Un steak cultivé en laboratoire à partir de cellules souches
Depuis mardi dernier, il est possible aux clients d'un restaurant londonien de manger un steak entièrement cultivé en laboratoire à partir de cellules souches de boeuf. Pour 290.000 euros les 140 g, seuls les gastronomes richissimes en quête de nouvelles expériences gustatives pourront s'y essayer. Comme l'indique le quotidien britannique The Independent, il s'agit avant toute chose de prouver que la viande synthétique n'est pas un mythe, qu'elle existe bel et bien.
Toutefois, le succès de ce plat est loin d'être acquis.
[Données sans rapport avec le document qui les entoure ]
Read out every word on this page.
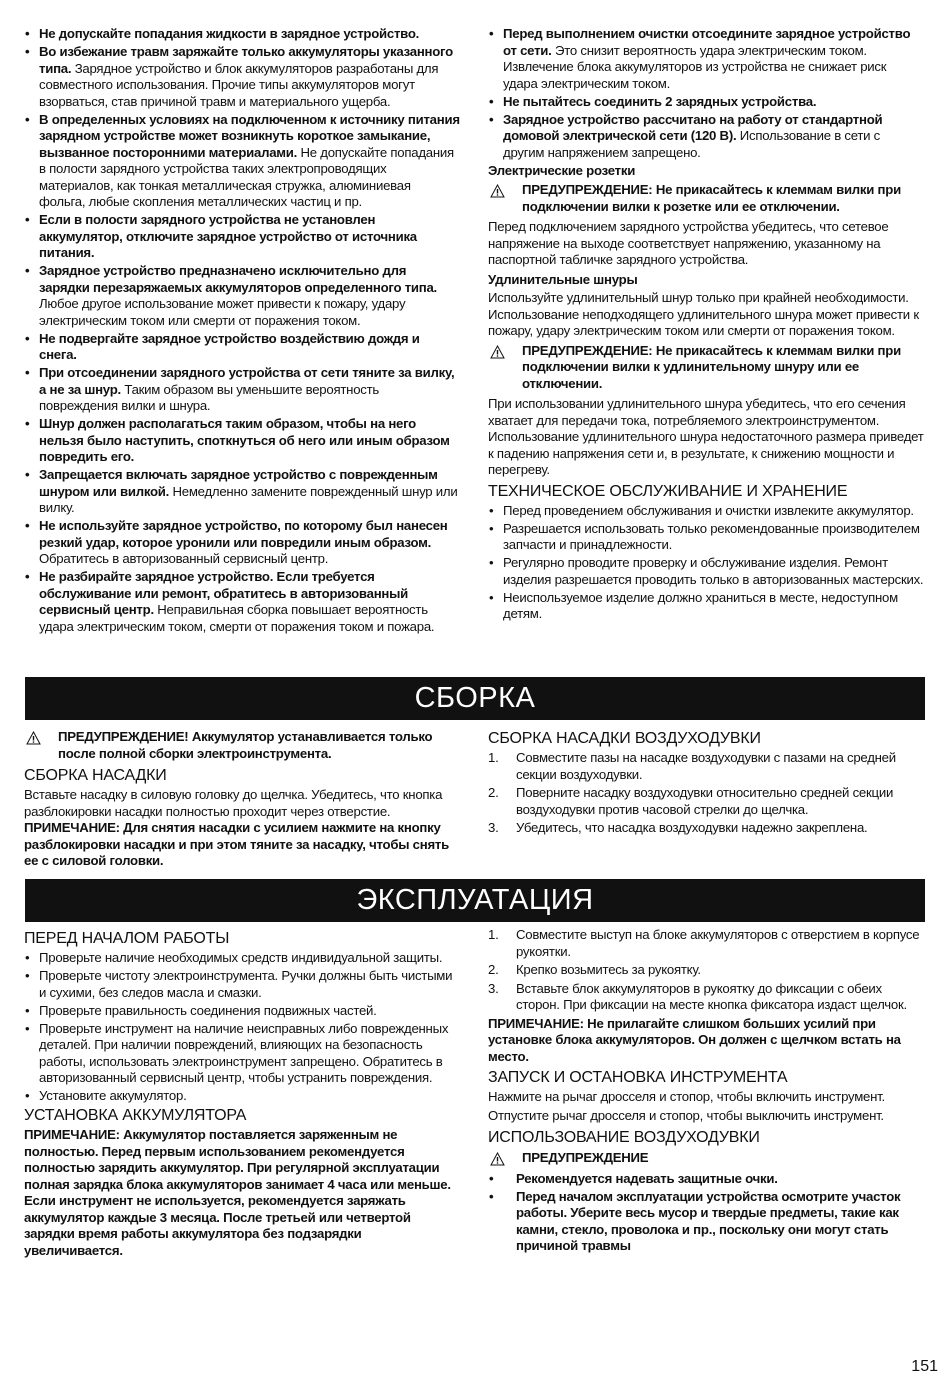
• Не допускайте попадания жидкости в зарядное устройство.
• Во избежание травм заряжайте только аккумуляторы указанного типа. Зарядное устройство и блок аккумуляторов разработаны для совместного использования. Прочие типы аккумуляторов могут взорваться, став причиной травм и материального ущерба.
• В определенных условиях на подключенном к источнику питания зарядном устройстве может возникнуть короткое замыкание, вызванное посторонними материалами. Не допускайте попадания в полости зарядного устройства таких электропроводящих материалов, как тонкая металлическая стружка, алюминиевая фольга, любые скопления металлических частиц и пр.
• Если в полости зарядного устройства не установлен аккумулятор, отключите зарядное устройство от источника питания.
• Зарядное устройство предназначено исключительно для зарядки перезаряжаемых аккумуляторов определенного типа. Любое другое использование может привести к пожару, удару электрическим током или смерти от поражения током.
• Не подвергайте зарядное устройство воздействию дождя и снега.
• При отсоединении зарядного устройства от сети тяните за вилку, а не за шнур. Таким образом вы уменьшите вероятность повреждения вилки и шнура.
• Шнур должен располагаться таким образом, чтобы на него нельзя было наступить, споткнуться об него или иным образом повредить его.
• Запрещается включать зарядное устройство с поврежденным шнуром или вилкой. Немедленно замените поврежденный шнур или вилку.
• Не используйте зарядное устройство, по которому был нанесен резкий удар, которое уронили или повредили иным образом. Обратитесь в авторизованный сервисный центр.
• Не разбирайте зарядное устройство. Если требуется обслуживание или ремонт, обратитесь в авторизованный сервисный центр. Неправильная сборка повышает вероятность удара электрическим током, смерти от поражения током и пожара.
• Перед выполнением очистки отсоедините зарядное устройство от сети. Это снизит вероятность удара электрическим током. Извлечение блока аккумуляторов из устройства не снижает риск удара электрическим током.
• Не пытайтесь соединить 2 зарядных устройства.
• Зарядное устройство рассчитано на работу от стандартной домовой электрической сети (120 В). Использование в сети с другим напряжением запрещено.
Электрические розетки
ПРЕДУПРЕЖДЕНИЕ: Не прикасайтесь к клеммам вилки при подключении вилки к розетке или ее отключении.

Перед подключением зарядного устройства убедитесь, что сетевое напряжение на выходе соответствует напряжению, указанному на паспортной табличке зарядного устройства.

Удлинительные шнуры

Используйте удлинительный шнур только при крайней необходимости. Использование неподходящего удлинительного шнура может привести к пожару, удару электрическим током или смерти от поражения током.

ПРЕДУПРЕЖДЕНИЕ: Не прикасайтесь к клеммам вилки при подключении вилки к удлинительному шнуру или ее отключении.

При использовании удлинительного шнура убедитесь, что его сечения хватает для передачи тока, потребляемого электроинструментом. Использование удлинительного шнура недостаточного размера приведет к падению напряжения сети и, в результате, к снижению мощности и перегреву.

ТЕХНИЧЕСКОЕ ОБСЛУЖИВАНИЕ И ХРАНЕНИЕ
• Перед проведением обслуживания и очистки извлеките аккумулятор.
• Разрешается использовать только рекомендованные производителем запчасти и принадлежности.
• Регулярно проводите проверку и обслуживание изделия. Ремонт изделия разрешается проводить только в авторизованных мастерских.
• Неиспользуемое изделие должно храниться в месте, недоступном детям.
СБОРКА
ПРЕДУПРЕЖДЕНИЕ! Аккумулятор устанавливается только после полной сборки электроинструмента.
СБОРКА НАСАДКИ

Вставьте насадку в силовую головку до щелчка. Убедитесь, что кнопка разблокировки насадки полностью проходит через отверстие.

ПРИМЕЧАНИЕ: Для снятия насадки с усилием нажмите на кнопку разблокировки насадки и при этом тяните за насадку, чтобы снять ее с силовой головки.

СБОРКА НАСАДКИ ВОЗДУХОДУВКИ
1. Совместите пазы на насадке воздуходувки с пазами на средней секции воздуходувки.
2. Поверните насадку воздуходувки относительно средней секции воздуходувки против часовой стрелки до щелчка.
3. Убедитесь, что насадка воздуходувки надежно закреплена.
ЭКСПЛУАТАЦИЯ
ПЕРЕД НАЧАЛОМ РАБОТЫ
• Проверьте наличие необходимых средств индивидуальной защиты.
• Проверьте чистоту электроинструмента. Ручки должны быть чистыми и сухими, без следов масла и смазки.
• Проверьте правильность соединения подвижных частей.
• Проверьте инструмент на наличие неисправных либо поврежденных деталей. При наличии повреждений, влияющих на безопасность работы, использовать электроинструмент запрещено. Обратитесь в авторизованный сервисный центр, чтобы устранить повреждения.
• Установите аккумулятор.
УСТАНОВКА АККУМУЛЯТОРА

ПРИМЕЧАНИЕ: Аккумулятор поставляется заряженным не полностью. Перед первым использованием рекомендуется полностью зарядить аккумулятор. При регулярной эксплуатации полная зарядка блока аккумуляторов занимает 4 часа или меньше. Если инструмент не используется, рекомендуется заряжать аккумулятор каждые 3 месяца. После третьей или четвертой зарядки время работы аккумулятора без подзарядки увеличивается.

1. Совместите выступ на блоке аккумуляторов с отверстием в корпусе рукоятки.
2. Крепко возьмитесь за рукоятку.
3. Вставьте блок аккумуляторов в рукоятку до фиксации с обеих сторон. При фиксации на месте кнопка фиксатора издаст щелчок.

ПРИМЕЧАНИЕ: Не прилагайте слишком больших усилий при установке блока аккумуляторов. Он должен с щелчком встать на место.

ЗАПУСК И ОСТАНОВКА ИНСТРУМЕНТА

Нажмите на рычаг дросселя и стопор, чтобы включить инструмент.

Отпустите рычаг дросселя и стопор, чтобы выключить инструмент.

ИСПОЛЬЗОВАНИЕ ВОЗДУХОДУВКИ
ПРЕДУПРЕЖДЕНИЕ
• Рекомендуется надевать защитные очки.
• Перед началом эксплуатации устройства осмотрите участок работы. Уберите весь мусор и твердые предметы, такие как камни, стекло, проволока и пр., поскольку они могут стать причиной травмы
151
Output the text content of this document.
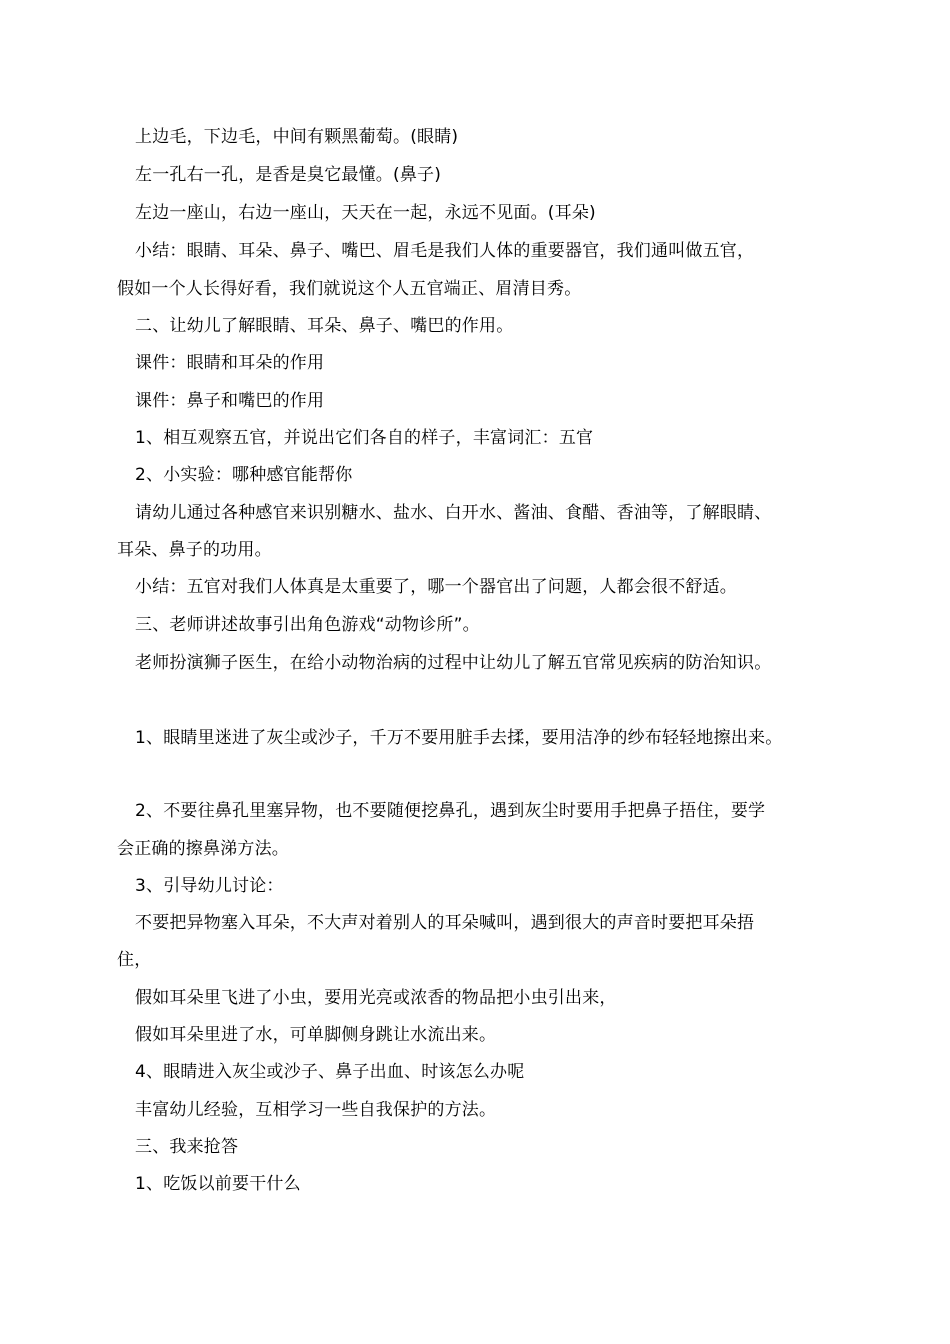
上边毛，下边毛，中间有颗黑葡萄。(眼睛)
左一孔右一孔，是香是臭它最懂。(鼻子)
左边一座山，右边一座山，天天在一起，永远不见面。(耳朵)
小结：眼睛、耳朵、鼻子、嘴巴、眉毛是我们人体的重要器官，我们通叫做五官，
假如一个人长得好看，我们就说这个人五官端正、眉清目秀。
二、让幼儿了解眼睛、耳朵、鼻子、嘴巴的作用。
课件：眼睛和耳朵的作用
课件：鼻子和嘴巴的作用
1、相互观察五官，并说出它们各自的样子，丰富词汇：五官
2、小实验：哪种感官能帮你
请幼儿通过各种感官来识别糖水、盐水、白开水、酱油、食醋、香油等，了解眼睛、
耳朵、鼻子的功用。
小结：五官对我们人体真是太重要了，哪一个器官出了问题，人都会很不舒适。
三、老师讲述故事引出角色游戏“动物诊所”。
老师扮演狮子医生，在给小动物治病的过程中让幼儿了解五官常见疾病的防治知识。
1、眼睛里迷进了灰尘或沙子，千万不要用脏手去揉，要用洁净的纱布轻轻地擦出来。
2、不要往鼻孔里塞异物，也不要随便挖鼻孔，遇到灰尘时要用手把鼻子捂住，要学
会正确的擦鼻涕方法。
3、引导幼儿讨论：
不要把异物塞入耳朵，不大声对着别人的耳朵喊叫，遇到很大的声音时要把耳朵捂
住，
假如耳朵里飞进了小虫，要用光亮或浓香的物品把小虫引出来，
假如耳朵里进了水，可单脚侧身跳让水流出来。
4、眼睛进入灰尘或沙子、鼻子出血、时该怎么办呢
丰富幼儿经验，互相学习一些自我保护的方法。
三、我来抢答
1、吃饭以前要干什么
Non seulement il s'agit d'une viande artificielle élevée aux hormones et au sérum foetal de veau (qui n'aura pas plus la côte que les OGM) et en plus son goût reste mystérieux. Jean-François Hocquette, directeur de recherche à l'Inra et spécialiste des herbivores, a expliqué au Figaro que c'est "du muscle, pas de la viande. La viande résulte d'un processus particulier : quand on abat un animal, la chair prend une rigidité cadavérique puis le pH évolue naturellement, déclenchant l'action d'enzymes qui attendrissent la viande".
Un travail auquel procèdent les bouchers qui laissent reposer la viande environ deux semaines. De plus lorsqu'on mange un steak traditionnel, on ne se nourrit pas que de muscle mais également de nerfs, de collagène et de gras. Tout cela donne son goût à la viande et explique la différence entre une bavette, une entrecôte ou un rôti, par exemple.
Le steak qui sera proposé, lui, aura été élaboré en accumulant des milliers de fines lamelles de tissu musculaire produites in vitro explique le biologiste néerlandais Mark Post, de l'université de Maastricht. C’est lui qui, avec son équipe, a développé des cellules souches prélevées sur le cou d'une vache en les plaçant dans un milieu de culture adapté. En quelques jours, les chercheurs ont obtenu une première production de tissu musculaire. M. Post a déjà annoncé une commercialisation d'ici 5 à 10 ans.
Toutefois, Jean-François Hocquette a précisé que "personne n'est encore parvenu" à passer à une production industrielle de ce qui se fait depuis des années déjà en laboratoire. "Cela nécessiterait des incubateurs géants qui n'existent pas encore", a-t-il indiqué au Figaro. De leur côté, les chercheurs hollandais et américains mettent en avant les avantages de cette méthode par rapport à l'élevage traditionnel qui nécessite énormément d'eau, d'espace, de végétaux et produit beaucoup de CO2, pour un faible rendement en terme de viande. Un argument largement repris par M. Post mais jugé assez simpliste.
"Les laboratoires géants nécessaires à la production industrielle vont nécessiter de l'eau, et des énergies fossiles pour les faire fonctionner", a relevé M. Hocquette. Aussi, selon l’expert, la meilleure solution pour réduire l'impact environnemental de l'élevage serait tout simplement de  moins manger de viande dans les pays développés en la remplaçant par des protéines végétales.